Beaucoup de gens, dit l'interviewer, espèrent qu'en février, lorsque le Vatican accueillera la rencontre des responsables des Conférences épiscopales du monde entier sur la crise des abus, le célibat obligatoire des prêtres sera remis en question. Y êtes-vous favorable?

Réponse: «En général, on peut dire que dans 99,99% des cas, les abus sont commis par quelqu'un qui est marié ou qui de toute façon peut avoir des rapports sexuels. En outre, le problème existe aussi parmi le clergé des autres églises, où le célibat n'est pas obligatoire. Cela signifie que les abus n'ont rien à voir avec la question du célibat. Il est vrai, en revanche, que l'on essaie d'utiliser cette crise pour parvenir à l'abolition du célibat obligatoire. Mais c'est comme traiter un patient après un diagnostic complètement erroné.

«Nous devons faire tout notre possible - dit en outre le cardinal - pour prévenir les abus.

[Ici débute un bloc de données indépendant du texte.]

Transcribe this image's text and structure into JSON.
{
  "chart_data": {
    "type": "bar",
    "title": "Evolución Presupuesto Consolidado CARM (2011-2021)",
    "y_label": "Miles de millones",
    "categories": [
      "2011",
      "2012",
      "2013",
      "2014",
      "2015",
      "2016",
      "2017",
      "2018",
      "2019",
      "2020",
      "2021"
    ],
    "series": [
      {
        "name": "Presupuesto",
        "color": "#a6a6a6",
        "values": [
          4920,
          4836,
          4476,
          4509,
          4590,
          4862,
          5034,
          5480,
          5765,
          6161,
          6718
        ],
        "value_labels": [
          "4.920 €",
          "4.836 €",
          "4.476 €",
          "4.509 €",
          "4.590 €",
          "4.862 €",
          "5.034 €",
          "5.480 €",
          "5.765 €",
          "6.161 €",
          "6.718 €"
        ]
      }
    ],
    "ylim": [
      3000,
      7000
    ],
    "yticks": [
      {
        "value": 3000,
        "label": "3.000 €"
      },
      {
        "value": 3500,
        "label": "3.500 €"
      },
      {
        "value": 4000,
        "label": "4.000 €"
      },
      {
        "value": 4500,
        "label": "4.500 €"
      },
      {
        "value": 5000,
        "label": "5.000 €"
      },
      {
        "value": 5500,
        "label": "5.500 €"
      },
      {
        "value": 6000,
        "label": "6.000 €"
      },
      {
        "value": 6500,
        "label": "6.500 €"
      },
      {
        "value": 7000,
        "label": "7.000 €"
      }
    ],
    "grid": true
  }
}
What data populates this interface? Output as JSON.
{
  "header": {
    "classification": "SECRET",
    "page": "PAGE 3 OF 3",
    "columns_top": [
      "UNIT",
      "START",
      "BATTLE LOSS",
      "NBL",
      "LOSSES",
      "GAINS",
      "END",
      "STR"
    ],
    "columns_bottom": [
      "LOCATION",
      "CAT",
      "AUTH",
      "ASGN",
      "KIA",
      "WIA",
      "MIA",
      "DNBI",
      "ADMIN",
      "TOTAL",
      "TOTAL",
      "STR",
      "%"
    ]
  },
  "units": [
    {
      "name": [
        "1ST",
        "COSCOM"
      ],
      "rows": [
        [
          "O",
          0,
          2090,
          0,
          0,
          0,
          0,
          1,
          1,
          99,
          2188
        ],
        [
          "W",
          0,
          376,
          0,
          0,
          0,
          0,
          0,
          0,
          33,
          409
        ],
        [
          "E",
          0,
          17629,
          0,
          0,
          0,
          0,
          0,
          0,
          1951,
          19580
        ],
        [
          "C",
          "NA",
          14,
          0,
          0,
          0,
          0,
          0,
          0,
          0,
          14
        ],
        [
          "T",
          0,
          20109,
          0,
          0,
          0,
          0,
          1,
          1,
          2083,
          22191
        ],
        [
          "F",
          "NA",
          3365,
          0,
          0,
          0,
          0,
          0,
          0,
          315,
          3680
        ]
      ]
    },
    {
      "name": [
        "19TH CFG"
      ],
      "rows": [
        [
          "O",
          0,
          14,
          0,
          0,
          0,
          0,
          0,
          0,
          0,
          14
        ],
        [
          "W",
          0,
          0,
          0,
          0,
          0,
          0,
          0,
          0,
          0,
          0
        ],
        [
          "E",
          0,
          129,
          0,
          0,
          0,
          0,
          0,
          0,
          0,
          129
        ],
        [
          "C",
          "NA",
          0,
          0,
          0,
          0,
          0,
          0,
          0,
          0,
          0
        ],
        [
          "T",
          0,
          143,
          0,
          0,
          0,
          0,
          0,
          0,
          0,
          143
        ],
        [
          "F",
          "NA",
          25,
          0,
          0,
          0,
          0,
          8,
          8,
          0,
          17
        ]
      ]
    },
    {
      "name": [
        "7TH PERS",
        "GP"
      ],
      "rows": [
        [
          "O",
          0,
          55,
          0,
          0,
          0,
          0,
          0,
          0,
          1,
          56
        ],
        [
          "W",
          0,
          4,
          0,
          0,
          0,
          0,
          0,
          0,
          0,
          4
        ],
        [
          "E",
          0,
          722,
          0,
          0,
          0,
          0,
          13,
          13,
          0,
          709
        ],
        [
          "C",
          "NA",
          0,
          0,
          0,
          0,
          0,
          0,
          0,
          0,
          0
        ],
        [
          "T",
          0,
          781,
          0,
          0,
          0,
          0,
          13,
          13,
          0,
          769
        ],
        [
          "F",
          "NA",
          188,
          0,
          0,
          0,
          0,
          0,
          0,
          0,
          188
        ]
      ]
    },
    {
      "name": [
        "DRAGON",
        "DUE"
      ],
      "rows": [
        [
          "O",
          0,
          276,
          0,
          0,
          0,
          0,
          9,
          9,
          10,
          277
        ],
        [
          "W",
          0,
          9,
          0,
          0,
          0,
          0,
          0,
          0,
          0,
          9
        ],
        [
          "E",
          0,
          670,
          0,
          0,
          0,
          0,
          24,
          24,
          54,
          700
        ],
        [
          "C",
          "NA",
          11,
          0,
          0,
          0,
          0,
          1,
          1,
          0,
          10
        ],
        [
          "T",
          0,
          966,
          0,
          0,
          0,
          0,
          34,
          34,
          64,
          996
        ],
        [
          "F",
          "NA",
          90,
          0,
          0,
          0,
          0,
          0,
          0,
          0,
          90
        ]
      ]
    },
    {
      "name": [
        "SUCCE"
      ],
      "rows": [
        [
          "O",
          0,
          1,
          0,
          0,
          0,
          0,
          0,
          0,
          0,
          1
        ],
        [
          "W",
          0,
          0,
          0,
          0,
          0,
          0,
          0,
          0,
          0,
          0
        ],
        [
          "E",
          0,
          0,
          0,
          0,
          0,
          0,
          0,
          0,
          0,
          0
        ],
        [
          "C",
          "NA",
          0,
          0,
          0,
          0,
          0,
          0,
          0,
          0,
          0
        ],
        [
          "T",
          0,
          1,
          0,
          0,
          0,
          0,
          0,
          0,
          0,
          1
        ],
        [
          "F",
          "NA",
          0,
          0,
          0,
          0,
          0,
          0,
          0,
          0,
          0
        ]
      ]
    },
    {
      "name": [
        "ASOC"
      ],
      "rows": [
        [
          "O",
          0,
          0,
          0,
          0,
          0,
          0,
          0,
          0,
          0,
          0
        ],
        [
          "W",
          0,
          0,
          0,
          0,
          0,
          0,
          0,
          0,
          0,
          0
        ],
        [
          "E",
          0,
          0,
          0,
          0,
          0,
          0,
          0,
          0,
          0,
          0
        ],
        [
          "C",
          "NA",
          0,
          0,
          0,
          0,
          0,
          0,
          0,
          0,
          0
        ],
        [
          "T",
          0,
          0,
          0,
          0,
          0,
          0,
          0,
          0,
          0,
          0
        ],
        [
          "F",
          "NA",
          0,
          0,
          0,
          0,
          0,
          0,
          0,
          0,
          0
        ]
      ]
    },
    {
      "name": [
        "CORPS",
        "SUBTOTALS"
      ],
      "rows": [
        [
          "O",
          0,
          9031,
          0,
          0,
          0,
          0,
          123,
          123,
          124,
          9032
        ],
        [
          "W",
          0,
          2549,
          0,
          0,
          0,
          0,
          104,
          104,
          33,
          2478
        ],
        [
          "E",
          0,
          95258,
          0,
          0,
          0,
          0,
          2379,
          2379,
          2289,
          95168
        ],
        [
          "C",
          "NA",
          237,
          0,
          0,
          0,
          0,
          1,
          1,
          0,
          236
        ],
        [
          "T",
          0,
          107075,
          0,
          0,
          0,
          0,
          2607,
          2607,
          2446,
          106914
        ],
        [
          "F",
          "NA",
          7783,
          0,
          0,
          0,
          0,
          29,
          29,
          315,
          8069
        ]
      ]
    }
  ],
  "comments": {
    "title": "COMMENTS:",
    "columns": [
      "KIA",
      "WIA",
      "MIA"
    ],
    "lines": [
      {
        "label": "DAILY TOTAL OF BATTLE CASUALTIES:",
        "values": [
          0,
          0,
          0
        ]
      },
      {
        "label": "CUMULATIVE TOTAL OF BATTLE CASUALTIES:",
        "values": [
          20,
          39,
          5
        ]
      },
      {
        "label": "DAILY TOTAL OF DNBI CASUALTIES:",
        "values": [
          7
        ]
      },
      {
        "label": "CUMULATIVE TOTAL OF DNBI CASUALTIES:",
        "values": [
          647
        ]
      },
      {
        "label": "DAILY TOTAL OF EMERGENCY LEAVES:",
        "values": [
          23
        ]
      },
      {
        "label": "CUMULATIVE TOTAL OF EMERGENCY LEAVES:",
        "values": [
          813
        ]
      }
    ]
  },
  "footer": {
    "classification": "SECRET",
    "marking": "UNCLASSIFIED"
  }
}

Il est très important de préciser ce qu'est vraiment le sacerdoce. Ces dernières années, nous avons vécu une sécularisation de ce rôle, avec le prêtre devenu de plus en plus un fonctionnaire dans le système ecclésiastique et qui n'est plus le représentant de Jésus-Christ. Mais si vous devenez fonctionnaire, vous pensez pouvoir faire ce que vous voulez dans votre vie privée. Au contraire, un prêtre ne peut être crédible que s'il a une conscience morale et conforme sa vie au Christ».

"L'abus [sexuel] est avant tout un crime, qui doit être poursuivi en tant que tel par les autorités civiles. En outre, il doit y avoir un procès ecclésiastique pour déterminer les conséquences du comportement du responsable sur la charge qu'il occupe. Ce sont deux choses différentes qui doivent aller de pair. Le procès de la part de l'Église ne doit pas équivaloir à une couverture, mais il faut suivre une certaine procédure et la discrétion est requise. Envers les responsables, les victimes et leurs familles".

A propos de l'histoire de l'ex-nonce apostolique aux Etats-Unis Carlo Maria Viganò, Müller dit: «A la place de Viganò, je n'aurais jamais demandé la démission du pape. Cependant, Viganò a posé un certain nombre de questions auxquelles il faut répondre. Clouer Viganò au pilori n'aide pas le pape et ne mène pas à une solution adéquate. Il aurait mieux valu que le pape appelle tout le monde pour une confrontation, ainsi les choses auraient pu être clarifiées».

Sommes-nous confrontés à une lutte de pouvoir ou à un choc de points de vue différents sur l'Église ?

«Je pense que la seconde hypothèse la bonne»

En ce qui concerne la situation difficile de l'Église catholique en Hollande, à cause d'une sécularisation rapide et profonde, le cardinal a répondu: «Les Pays-Bas font partie des pays qui ont accueilli le Concile Vatican II comme une sorte de libéralisation ou de sécularisation de l'Église, alors qu'en réalité le Concile avait comme but une nouvelle manière de christianiser la société.» Mais les espoirs ne sont pas perdus: «Il pourrait y avoir une nouvelle floraison. Nous devons prier pour cela et donner un bon témoignage. J'espère et je prie pour qu'un nouveau printemps pour l'Eglise puisse commencer aux Pays-Bas».